Love is not made ours by the putting off of enmity and strife (but there would be less stress in the world if everyone at least sought this).

Love is not brought about by seeking to put aside, or avoiding being the focus of, hatred (but at least that would be a start in finding ways to live in peace).

Love is something we have a duty to engage in. It is something God commands us to do )'love your neighbour...', in fact we are clearly told: 'We can't say ewe love God and hate the person before us'). 

We do not have a choice but to love and those who are the focus of our love are loved in the same way that God shows His love for us: A sacrificial, non-cost counting, non  'what's in it for me' existence.

Who are you gonna serve?

How are you going to love?

John 6.56-69
Glory to you, O Lord.
“Whoever eats my flesh and drinks my blood remains in me, and I in him. Just as the living Father sent me and I live because of the Father, so the one who feeds on me will live because of me. This is the bread that came down from heaven. Your forefathers ate manna and died, but he who feeds on this bread will live forever.” He said this while teaching in the synagogue in Capernaum.

On hearing it, many of his disciples said, “This is a hard teaching. Who can accept it?” Aware that his disciples were grumbling about this, Jesus said to them, “Does this offend you? What if you see the Son of Man ascend to where he was before! The Spirit gives life; the flesh counts for nothing. The words I have spoken to you are spirit and they are life. Yet there are some of you who do not believe.” For Jesus had known from the beginning which of them did not believe and who would betray him.
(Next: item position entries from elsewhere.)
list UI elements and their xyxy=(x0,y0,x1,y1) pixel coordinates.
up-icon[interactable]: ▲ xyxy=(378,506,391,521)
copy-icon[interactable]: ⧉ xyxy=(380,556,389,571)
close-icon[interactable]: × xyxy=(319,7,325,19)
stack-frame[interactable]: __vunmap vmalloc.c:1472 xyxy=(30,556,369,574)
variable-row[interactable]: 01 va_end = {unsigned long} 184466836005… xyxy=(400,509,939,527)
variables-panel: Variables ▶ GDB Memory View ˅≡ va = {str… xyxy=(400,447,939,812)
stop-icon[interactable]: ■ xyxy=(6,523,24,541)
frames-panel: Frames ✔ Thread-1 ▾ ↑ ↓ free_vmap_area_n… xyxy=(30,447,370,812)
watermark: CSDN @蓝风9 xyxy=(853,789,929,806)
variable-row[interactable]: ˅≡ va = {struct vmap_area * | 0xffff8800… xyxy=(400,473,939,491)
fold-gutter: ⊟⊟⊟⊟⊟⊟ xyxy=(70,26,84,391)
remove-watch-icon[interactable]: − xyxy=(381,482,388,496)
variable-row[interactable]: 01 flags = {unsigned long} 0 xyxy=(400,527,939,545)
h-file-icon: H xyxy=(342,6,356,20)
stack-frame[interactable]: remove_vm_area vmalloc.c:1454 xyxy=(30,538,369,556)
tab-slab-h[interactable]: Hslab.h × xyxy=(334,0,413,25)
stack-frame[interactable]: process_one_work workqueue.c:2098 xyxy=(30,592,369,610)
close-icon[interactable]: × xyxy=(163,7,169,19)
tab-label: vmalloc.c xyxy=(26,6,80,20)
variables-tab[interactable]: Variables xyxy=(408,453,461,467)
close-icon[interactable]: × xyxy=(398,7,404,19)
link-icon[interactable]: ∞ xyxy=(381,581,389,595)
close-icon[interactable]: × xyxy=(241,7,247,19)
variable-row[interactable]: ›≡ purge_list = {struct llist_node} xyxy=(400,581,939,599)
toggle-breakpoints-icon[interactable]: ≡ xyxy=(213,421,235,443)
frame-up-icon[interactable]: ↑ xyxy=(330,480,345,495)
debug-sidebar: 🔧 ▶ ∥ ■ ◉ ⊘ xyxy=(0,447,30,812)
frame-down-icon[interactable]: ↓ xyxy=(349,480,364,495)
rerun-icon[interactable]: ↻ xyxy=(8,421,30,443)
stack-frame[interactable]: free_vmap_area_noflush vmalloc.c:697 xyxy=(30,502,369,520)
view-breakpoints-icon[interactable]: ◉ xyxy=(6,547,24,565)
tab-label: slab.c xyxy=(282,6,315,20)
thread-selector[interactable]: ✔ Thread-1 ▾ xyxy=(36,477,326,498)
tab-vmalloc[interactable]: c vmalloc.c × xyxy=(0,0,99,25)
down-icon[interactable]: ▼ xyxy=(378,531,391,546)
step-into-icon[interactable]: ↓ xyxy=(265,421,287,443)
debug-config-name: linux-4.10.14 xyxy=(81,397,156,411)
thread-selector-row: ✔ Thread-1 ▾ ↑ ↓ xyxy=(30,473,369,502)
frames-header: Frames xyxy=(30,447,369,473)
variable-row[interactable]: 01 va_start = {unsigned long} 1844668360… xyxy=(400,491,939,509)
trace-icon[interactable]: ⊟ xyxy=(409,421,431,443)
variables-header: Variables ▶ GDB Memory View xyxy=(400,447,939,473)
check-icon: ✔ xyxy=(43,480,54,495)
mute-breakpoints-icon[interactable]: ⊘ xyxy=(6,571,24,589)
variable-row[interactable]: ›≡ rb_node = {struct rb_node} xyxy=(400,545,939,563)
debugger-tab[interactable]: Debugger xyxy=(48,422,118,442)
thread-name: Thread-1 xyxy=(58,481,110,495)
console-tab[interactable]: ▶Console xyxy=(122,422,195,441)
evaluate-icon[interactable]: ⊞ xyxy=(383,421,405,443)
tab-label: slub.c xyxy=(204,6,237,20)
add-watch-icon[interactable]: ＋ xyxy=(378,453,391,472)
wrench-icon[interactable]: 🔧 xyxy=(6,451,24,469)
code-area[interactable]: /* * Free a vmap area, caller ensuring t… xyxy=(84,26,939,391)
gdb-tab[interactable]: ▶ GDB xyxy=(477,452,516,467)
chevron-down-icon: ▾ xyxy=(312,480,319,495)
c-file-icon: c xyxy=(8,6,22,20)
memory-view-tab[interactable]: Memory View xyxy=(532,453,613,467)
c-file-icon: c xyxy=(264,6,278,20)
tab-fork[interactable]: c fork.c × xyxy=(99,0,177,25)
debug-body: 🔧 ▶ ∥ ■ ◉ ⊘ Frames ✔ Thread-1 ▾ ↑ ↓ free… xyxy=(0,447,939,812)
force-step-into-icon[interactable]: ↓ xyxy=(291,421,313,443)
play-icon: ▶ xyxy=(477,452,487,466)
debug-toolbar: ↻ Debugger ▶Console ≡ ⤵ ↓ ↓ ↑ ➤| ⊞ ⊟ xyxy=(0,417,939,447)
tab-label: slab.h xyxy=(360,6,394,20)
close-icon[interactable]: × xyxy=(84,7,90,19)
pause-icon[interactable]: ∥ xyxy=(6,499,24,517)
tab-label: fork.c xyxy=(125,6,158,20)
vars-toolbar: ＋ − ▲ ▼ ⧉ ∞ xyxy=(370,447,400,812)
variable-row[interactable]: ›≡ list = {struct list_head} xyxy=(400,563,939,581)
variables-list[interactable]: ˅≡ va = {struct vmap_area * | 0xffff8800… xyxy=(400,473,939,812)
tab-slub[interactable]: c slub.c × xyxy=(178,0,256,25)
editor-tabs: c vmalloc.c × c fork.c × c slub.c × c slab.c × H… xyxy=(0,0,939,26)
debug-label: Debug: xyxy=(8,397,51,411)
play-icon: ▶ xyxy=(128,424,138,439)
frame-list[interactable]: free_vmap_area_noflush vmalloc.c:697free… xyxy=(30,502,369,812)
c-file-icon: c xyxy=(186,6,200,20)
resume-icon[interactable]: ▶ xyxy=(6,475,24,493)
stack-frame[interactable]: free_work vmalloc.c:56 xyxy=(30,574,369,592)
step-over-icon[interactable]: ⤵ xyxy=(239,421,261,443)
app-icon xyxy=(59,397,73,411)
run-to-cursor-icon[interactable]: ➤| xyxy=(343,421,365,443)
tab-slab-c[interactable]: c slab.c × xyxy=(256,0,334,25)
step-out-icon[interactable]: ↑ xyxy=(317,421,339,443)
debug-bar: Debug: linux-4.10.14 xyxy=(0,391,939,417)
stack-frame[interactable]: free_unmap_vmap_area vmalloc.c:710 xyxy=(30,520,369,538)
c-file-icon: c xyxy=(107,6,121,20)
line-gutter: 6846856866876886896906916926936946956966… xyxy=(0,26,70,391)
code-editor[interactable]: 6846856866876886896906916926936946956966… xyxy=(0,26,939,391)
He went on to say, “This is why I told you that no one can come to me unless the Father has enabled him.” 

From this time many of his disciples turned back and no longer followed him. “You do not want to leave too, do you?” Jesus asked the Twelve. Simon Peter answered him, “Lord, to whom shall we go? You have the words of eternal life. We believe and know that you are the Holy One of God.”
This is the Gospel of the Lord Praise to you, O Christ

And so we come to the Gospel and as the 'Bread discourse' of John six closes we find two things especially important for us to consider (and yew, I know there are many others):

i. When asked if they were leaving too, the disciples said:
Lord, to whom shall we go? 
You have the words of eternal life. 
We believe and know that you are the Holy One of God.”

Words which are up there with those said by the people in the Joshua reading: 'Far be it from us to forsake the Lord to serve other gods. It was the Lord our God himself who ... (did everything for us). Jesus has the words of eternal life, and is the Word who brings eternal life - bargain or what?

Would that those who want to be disciples today would utter those words and live by them.

ii. The taking into ourselves the presence of Jesus, something we do spiritually, in a physical way. To have Jesus taken into ourselves via prone lips, this is something special beyond measure and this is what we do when we commune with God, and each other, at the altar rail. 

'Eat this bread and you will live, not just foray, but for eternity,' this is the promise of the true bread. This is the reason that the Eucharist is more than a reminder, a 'mere memorial' as one non-conformist colleague put it. This is the reason that so many of us put such great store in the Eucharist and the reasons that, because of us gathering to share it, that the Church continues as it does.

Why not take a little time to reflect upon Jesus as the living bread and what this might mean for you - and as you do, reflect also on the words of today's collect:

The Collect
Almighty and everlasting God,
you are always more ready to hear than we to pray and to give more than either we desire or deserve:
pour down upon us the abundance of your mercy, forgiving us those things of which our conscience is afraid and giving us those good things which we are not worthy to ask but through the merits and mediation of Jesus Christ your Son our Lord, who is alive and reigns with you, in the unity of the Holy Spirit, one God, now and for ever. Amen.



Post Communion Prayers
God of all mercy,
in this eucharist you have set aside our sins and given us your healing:
grant that we who are made whole in Christ may bring that healing to this broken world, in the name of Jesus Christ our Lord. Amen.